Pink urns versus performers in park

On Monday the Art Commission gave the final approvals needed for the overhaul of Washington Square Park. It brings to a close a year of wrangling and teeth gnashing over the plan and a process that didn’t adequately involve the community at the outset.

Perhaps the park will look better with the fountain and arch lined up. Maybe an at-grade plaza can still attract musicians and performers and be a welcoming place for creative expression. We’re glad the commission rejected ringing the fountain with pink urns as this touch seemed a bit froufrou to our taste.

Yet, the renovation does offer a lot. Green space will replace asphalt, and — after some initial tree felling around the plaza — trees will be increased in a realigned plaza shifted slightly east and in the park in general.

Drawbacks include that parts of the park will be closed at least a year and the fact that the whole job will take at least two years.

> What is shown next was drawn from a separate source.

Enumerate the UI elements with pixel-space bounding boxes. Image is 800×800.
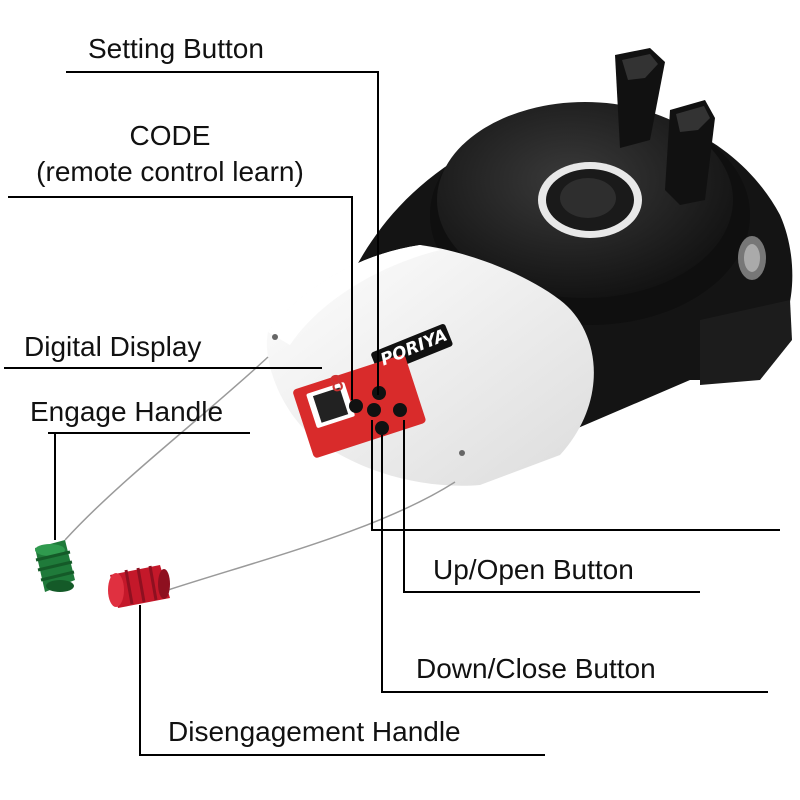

Another change could be permanent, however, namely that the park apparently will have a more decorative and ornamental character from its current freewheeling, spontaneous nature. This seems most apparent in the fountain plans. In recent years, the fountain hasn’t been turned on much because it’s been broken, Parks says. The dry fountain, of course, is a major performance space. When it’s on, children and others use it to play in and cool off in the summer.

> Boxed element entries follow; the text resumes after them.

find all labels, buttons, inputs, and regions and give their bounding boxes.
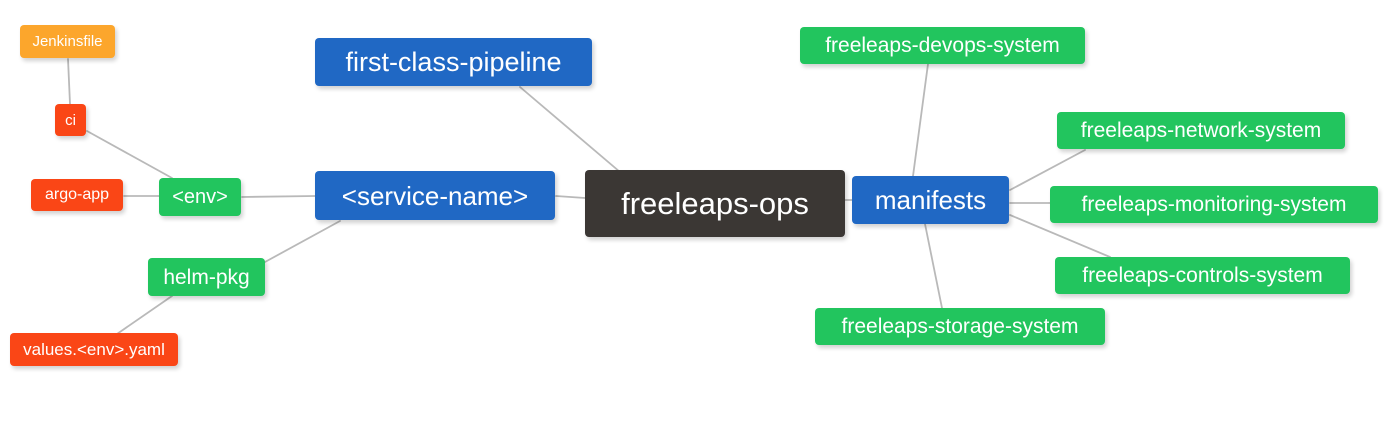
node-label: freeleaps-controls-system: [1082, 264, 1323, 287]
node-manifests[interactable]: manifests: [852, 176, 1009, 224]
node-label: ci: [65, 111, 76, 129]
node-label: freeleaps-ops: [621, 186, 809, 221]
node-freeleaps-ops[interactable]: freeleaps-ops: [585, 170, 845, 237]
edge-manifests-to-freeleaps-network-system: [1009, 149, 1086, 191]
edge-freeleaps-ops-to-first-class-pipeline: [519, 86, 621, 173]
node-env[interactable]: <env>: [159, 178, 241, 216]
node-label: freeleaps-network-system: [1080, 119, 1322, 142]
node-label: Jenkinsfile: [32, 33, 103, 50]
node-jenkinsfile[interactable]: Jenkinsfile: [20, 25, 115, 58]
node-freeleaps-monitoring-system[interactable]: freeleaps-monitoring-system: [1050, 186, 1378, 223]
node-label: <env>: [172, 186, 228, 208]
edge-manifests-to-freeleaps-storage-system: [924, 223, 943, 309]
node-service-name[interactable]: <service-name>: [315, 171, 555, 220]
node-freeleaps-controls-system[interactable]: freeleaps-controls-system: [1055, 257, 1350, 294]
node-values-yaml[interactable]: values.<env>.yaml: [10, 333, 178, 366]
node-freeleaps-devops-system[interactable]: freeleaps-devops-system: [800, 27, 1085, 64]
edge-env-to-ci: [86, 130, 173, 179]
edge-helm-pkg-to-values-yaml: [116, 295, 173, 335]
node-label: freeleaps-storage-system: [841, 315, 1079, 338]
node-label: <service-name>: [341, 180, 529, 211]
node-label: freeleaps-monitoring-system: [1081, 193, 1347, 216]
node-freeleaps-storage-system[interactable]: freeleaps-storage-system: [815, 308, 1105, 345]
node-label: first-class-pipeline: [345, 46, 562, 77]
node-label: values.<env>.yaml: [23, 340, 165, 359]
node-first-class-pipeline[interactable]: first-class-pipeline: [315, 38, 592, 86]
node-ci[interactable]: ci: [55, 104, 86, 136]
node-label: argo-app: [44, 186, 110, 203]
edge-ci-to-jenkinsfile: [67, 58, 71, 105]
node-label: manifests: [874, 185, 987, 215]
node-label: freeleaps-devops-system: [825, 34, 1060, 57]
node-argo-app[interactable]: argo-app: [31, 179, 123, 211]
edge-service-name-to-helm-pkg: [264, 220, 341, 263]
edge-service-name-to-env: [241, 195, 316, 198]
node-helm-pkg[interactable]: helm-pkg: [148, 258, 265, 296]
edge-manifests-to-freeleaps-devops-system: [912, 63, 929, 177]
node-freeleaps-network-system[interactable]: freeleaps-network-system: [1057, 112, 1345, 149]
node-label: helm-pkg: [163, 265, 250, 289]
edge-freeleaps-ops-to-service-name: [555, 195, 586, 199]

But the plan for a 45-tall spouting plume and eight side jets shooting arcs of water means musicians, sword swallowers, comics and other performers won’t be able to do their acts in the fountain during the warm weather. Plus, Parks says, they’ll now need permits for large performances. And musicians will find it hard to jam on the fountain’s edge with water spraying on their guitars. Also, under new regulations, kids won’t be able to use the fountain as a wading pool anymore.

The park’s unique culture centers on the fountain. Making it an ornament is a fundamental change to the park’s zeitgeist. While Parks officials have repeatedly said at community board meetings, “use of the fountain won’t change,” clearly, it will.

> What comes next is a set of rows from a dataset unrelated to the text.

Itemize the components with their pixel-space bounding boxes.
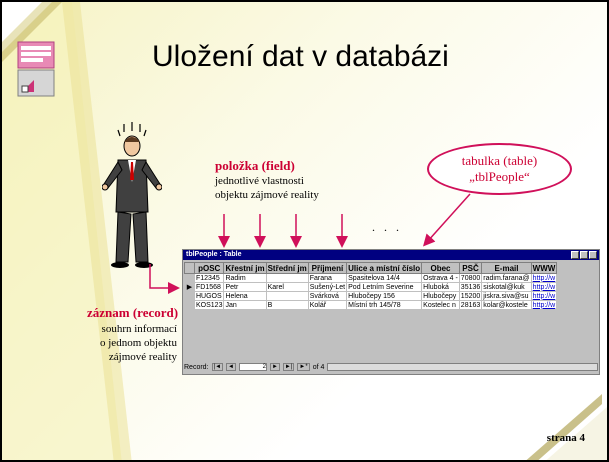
window-controls bbox=[571, 251, 597, 259]
access-app-icon bbox=[17, 41, 55, 97]
table-cell[interactable]: Helena bbox=[223, 291, 267, 301]
table-cell[interactable]: 35136 bbox=[458, 282, 483, 292]
maximize-button[interactable] bbox=[580, 251, 588, 259]
record-count: of 4 bbox=[312, 363, 325, 371]
record-label: záznam (record) bbox=[87, 305, 179, 320]
table-cell[interactable]: http://w bbox=[530, 291, 558, 301]
table-cell[interactable]: Spasitelova 14/4 bbox=[346, 273, 423, 283]
table-cell[interactable]: 70800 bbox=[458, 273, 483, 283]
table-cell[interactable]: F12345 bbox=[193, 273, 225, 283]
field-label: položka (field) bbox=[215, 158, 295, 173]
record-description-line-3: zájmové reality bbox=[108, 351, 177, 363]
current-record-input[interactable]: 2 bbox=[238, 363, 267, 371]
table-cell[interactable]: HUGOS bbox=[193, 291, 225, 301]
table-cell[interactable]: Farana bbox=[307, 273, 348, 283]
arrow-table bbox=[422, 193, 471, 247]
column-header[interactable]: Obec bbox=[421, 262, 460, 274]
table-cell[interactable]: Hlubočepy bbox=[421, 291, 460, 301]
column-header[interactable]: WWW bbox=[530, 262, 558, 274]
window-titlebar: tblPeople : Table bbox=[183, 250, 599, 260]
table-cell[interactable]: http://w bbox=[530, 273, 558, 283]
table-cell[interactable]: siskotal@kuk bbox=[481, 282, 532, 292]
table-cell[interactable]: 28163 bbox=[458, 300, 483, 310]
row-selector[interactable] bbox=[184, 273, 195, 283]
record-navigator: Record: |◄ ◄ 2 ► ►| ►* of 4 bbox=[184, 362, 598, 372]
field-description-line-1: jednotlivé vlastnosti bbox=[215, 175, 304, 187]
field-description: jednotlivé vlastnosti objektu zájmové re… bbox=[215, 174, 319, 202]
table-cell[interactable]: Ostrava 4 - bbox=[421, 273, 460, 283]
table-cell[interactable]: Radim bbox=[223, 273, 267, 283]
close-button[interactable] bbox=[589, 251, 597, 259]
table-cell[interactable]: radim.farana@ bbox=[481, 273, 532, 283]
table-cell[interactable] bbox=[265, 291, 309, 301]
row-selector[interactable]: ▶ bbox=[184, 282, 195, 292]
table-cell[interactable]: Svárková bbox=[307, 291, 348, 301]
minimize-button[interactable] bbox=[571, 251, 579, 259]
table-callout-line-1: tabulka (table) bbox=[461, 153, 538, 168]
slide-title: Uložení dat v databázi bbox=[152, 40, 449, 73]
table-cell[interactable]: kolar@kostele bbox=[481, 300, 532, 310]
column-header[interactable]: PSČ bbox=[458, 262, 483, 274]
table-cell[interactable]: Sušený-Let bbox=[307, 282, 348, 292]
table-cell[interactable]: KOS123 bbox=[193, 300, 225, 310]
record-label-text: Record: bbox=[184, 363, 209, 371]
table-cell[interactable]: Hluboká bbox=[421, 282, 460, 292]
window-title: tblPeople : Table bbox=[186, 251, 242, 258]
table-cell[interactable]: B bbox=[265, 300, 309, 310]
record-description-line-2: o jednom objektu bbox=[100, 337, 177, 349]
row-selector-header bbox=[184, 262, 195, 274]
column-header[interactable]: Ulice a místní číslo bbox=[346, 262, 423, 274]
field-description-line-2: objektu zájmové reality bbox=[215, 189, 319, 201]
next-record-button[interactable]: ► bbox=[269, 363, 280, 371]
table-cell[interactable]: jiskra.siva@su bbox=[481, 291, 532, 301]
prev-record-button[interactable]: ◄ bbox=[226, 363, 236, 371]
row-selector[interactable] bbox=[184, 291, 195, 301]
table-callout-line-2: „tblPeople“ bbox=[469, 169, 530, 184]
ellipsis: . . . bbox=[372, 220, 402, 234]
record-description: souhrn informací o jednom objektu zájmov… bbox=[97, 322, 177, 364]
table-cell[interactable]: Místní trh 145/78 bbox=[346, 300, 423, 310]
column-header[interactable]: E-mail bbox=[481, 262, 532, 274]
presenter-figure bbox=[102, 122, 162, 268]
horizontal-scrollbar[interactable] bbox=[327, 363, 598, 371]
column-header[interactable]: Střední jm bbox=[265, 262, 309, 274]
arrow-record bbox=[149, 264, 180, 294]
table-cell[interactable]: Petr bbox=[223, 282, 267, 292]
record-description-line-1: souhrn informací bbox=[101, 323, 177, 335]
table-cell[interactable] bbox=[265, 273, 309, 283]
page-number: strana 4 bbox=[546, 432, 585, 444]
table-cell[interactable]: Jan bbox=[223, 300, 267, 310]
table-cell[interactable]: FD1568 bbox=[193, 282, 225, 292]
last-record-button[interactable]: ►| bbox=[282, 363, 295, 371]
table-cell[interactable]: 15200 bbox=[458, 291, 483, 301]
table-cell[interactable]: http://w bbox=[530, 300, 558, 310]
table-cell[interactable]: Kostelec n bbox=[421, 300, 460, 310]
row-selector[interactable] bbox=[184, 300, 195, 310]
column-header[interactable]: pOSC bbox=[193, 262, 225, 274]
first-record-button[interactable]: |◄ bbox=[211, 363, 224, 371]
column-header[interactable]: Příjmení bbox=[307, 262, 348, 274]
table-cell[interactable]: Karel bbox=[265, 282, 309, 292]
table-callout-oval: tabulka (table) „tblPeople“ bbox=[427, 143, 572, 195]
table-cell[interactable]: Kolář bbox=[307, 300, 348, 310]
table-cell[interactable]: Pod Letním Severine bbox=[346, 282, 423, 292]
table-cell[interactable]: Hlubočepy 156 bbox=[346, 291, 423, 301]
table-cell[interactable]: http://w bbox=[530, 282, 558, 292]
column-header[interactable]: Křestní jm bbox=[223, 262, 267, 274]
new-record-button[interactable]: ►* bbox=[297, 363, 310, 371]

Parks says an attendant will be around to adjust the fountain’s digitized controls. But we’re skeptical.

Noise is another concern. The park is restful now, the tranquility lightlly punctured by musicians and performers. But a plume four-and-a-half stories tall with more water blasting from the sides means constant, droning white noise. Don’t we have enough noise? We go to parks to relax.

Parks says it will fine-tune the fountain specs. Yet, even a two-story plume will be loud. One thing’s clear: Parks now literally — in the digitized fountain switches — and metaphorically, has its hand on the controls of Washington Square and its very activity.

We hope that Parks will, as Borough Commissioner Bill Castro said, carve out time for performances in the fountain. After all, people don’t come from around the world to Washington Square to see pink urns.